Playing online poker for a living: tournaments

If you have your mind set on playing online, I’d suggest you focus on MTTs. The reason for this is that these big-field tournaments still attract many recreational players, so there is an edge to be had.

The best MTT grinders manage to pull the ROI of around 30% playing on an average buy-in of $100.

Even if you can’t get to that number, making 20% per tournament is decent enough, but you’ll need to put in a good volume every week.

MTTs are very time consuming and don’t provide as much freedom as cash games, so that’s another thing to consider.

Pros & Cons of Playing Poker for a Living

play poker for a living pros and cons

To wrap up this article, let’s briefly delve into some pros and cons of being a professional poker player. In addition to the money you can make playing the game, there are some other positive aspects of choosing this career path, such as:

  • Having more freedom to schedule your working hours
  • No boss over your head
  • Earning potential is capped only by your skill and the time you’re willing to spend playing and studying the game
  • You can take days off and plan your vacations without any restrictions

All of these points sound very appealing, and they’re the reason why so many people decided to pursue poker as a career. It’s an excellent way to get out of the rat race and build a decent life for yourself on your own terms.

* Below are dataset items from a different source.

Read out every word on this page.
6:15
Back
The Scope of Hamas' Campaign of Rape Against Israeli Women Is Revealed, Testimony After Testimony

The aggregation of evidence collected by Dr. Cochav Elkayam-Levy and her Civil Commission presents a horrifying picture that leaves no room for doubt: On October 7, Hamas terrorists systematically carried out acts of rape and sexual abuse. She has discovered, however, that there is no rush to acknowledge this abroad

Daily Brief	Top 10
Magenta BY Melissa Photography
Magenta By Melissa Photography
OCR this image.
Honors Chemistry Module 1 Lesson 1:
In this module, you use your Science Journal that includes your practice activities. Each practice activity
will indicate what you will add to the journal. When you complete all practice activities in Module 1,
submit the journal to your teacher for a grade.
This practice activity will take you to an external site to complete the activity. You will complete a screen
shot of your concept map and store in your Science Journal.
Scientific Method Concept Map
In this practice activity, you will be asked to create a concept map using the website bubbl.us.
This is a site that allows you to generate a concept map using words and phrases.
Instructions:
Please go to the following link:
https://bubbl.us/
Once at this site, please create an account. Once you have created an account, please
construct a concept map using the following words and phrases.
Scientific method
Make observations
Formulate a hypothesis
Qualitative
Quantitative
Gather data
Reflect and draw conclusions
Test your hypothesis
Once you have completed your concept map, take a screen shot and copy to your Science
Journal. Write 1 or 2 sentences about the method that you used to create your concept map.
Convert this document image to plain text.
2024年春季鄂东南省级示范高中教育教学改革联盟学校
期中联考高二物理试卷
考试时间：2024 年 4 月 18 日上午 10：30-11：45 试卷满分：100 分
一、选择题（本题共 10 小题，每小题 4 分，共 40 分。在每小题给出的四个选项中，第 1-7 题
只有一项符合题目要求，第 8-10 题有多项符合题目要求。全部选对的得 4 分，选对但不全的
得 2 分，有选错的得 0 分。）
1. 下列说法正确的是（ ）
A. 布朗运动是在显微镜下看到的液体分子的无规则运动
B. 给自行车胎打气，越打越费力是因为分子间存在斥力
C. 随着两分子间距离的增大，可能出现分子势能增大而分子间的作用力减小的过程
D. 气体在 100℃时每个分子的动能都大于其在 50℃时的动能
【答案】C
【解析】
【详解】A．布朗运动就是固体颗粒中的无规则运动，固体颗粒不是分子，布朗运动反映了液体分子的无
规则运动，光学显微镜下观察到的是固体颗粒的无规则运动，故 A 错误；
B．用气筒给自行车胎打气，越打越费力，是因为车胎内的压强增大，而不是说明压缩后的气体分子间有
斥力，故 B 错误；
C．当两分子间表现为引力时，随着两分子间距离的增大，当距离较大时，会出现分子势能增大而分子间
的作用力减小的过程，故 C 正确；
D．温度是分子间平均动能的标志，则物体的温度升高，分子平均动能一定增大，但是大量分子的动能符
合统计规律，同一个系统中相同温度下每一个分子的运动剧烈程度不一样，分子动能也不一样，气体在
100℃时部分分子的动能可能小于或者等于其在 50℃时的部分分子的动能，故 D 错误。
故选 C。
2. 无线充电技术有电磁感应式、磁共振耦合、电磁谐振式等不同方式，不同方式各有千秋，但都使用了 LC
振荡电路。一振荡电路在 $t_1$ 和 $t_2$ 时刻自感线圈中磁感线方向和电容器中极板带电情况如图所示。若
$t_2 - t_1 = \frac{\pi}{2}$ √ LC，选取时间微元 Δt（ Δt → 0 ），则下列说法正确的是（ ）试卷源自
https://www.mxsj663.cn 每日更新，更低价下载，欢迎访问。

However, there are some downsides, as well:

  • You need a decent capital to start playing professionally
  • No perks that come with a traditional job (insurance, paid sick days and vacations)
  • No fixed short-term income you can count on (due to variance)
  • Having to deal with big swings and emotions that come with them
  • It can be very draining and emotionally taxing

So, playing poker for a living isn’t just about going to a casino or firing up your computer and piling up the cash.

All the swings that come with this lifestyle and the fact that you can always fall behind the curve can make things stressful.

It’s not like many other traditional jobs where you can rest assured your spot is safe. You’re never safe at a poker table because there is always someone gunning for your chips, and you can never stop learning and improving if you want to maintain your win rate.

Should You Play Poker for a Living in 2021?

Despite everything written in this article, you’re the only one who can make the final decision.

If you have a passion for the game and are ready to seriously work to achieve what you want, poker can be a very rewarding career.

Hopefully, you can use some ideas from this article to make that decision a bit easier, but do not rush to make any conclusions.

Take some time to think about it, go over all the points mentioned before, study some strategy tips, and be honest with yourself.

If you still think you have what it takes and aren’t afraid of change, all I can say is best of luck on your journey and see you at the felt!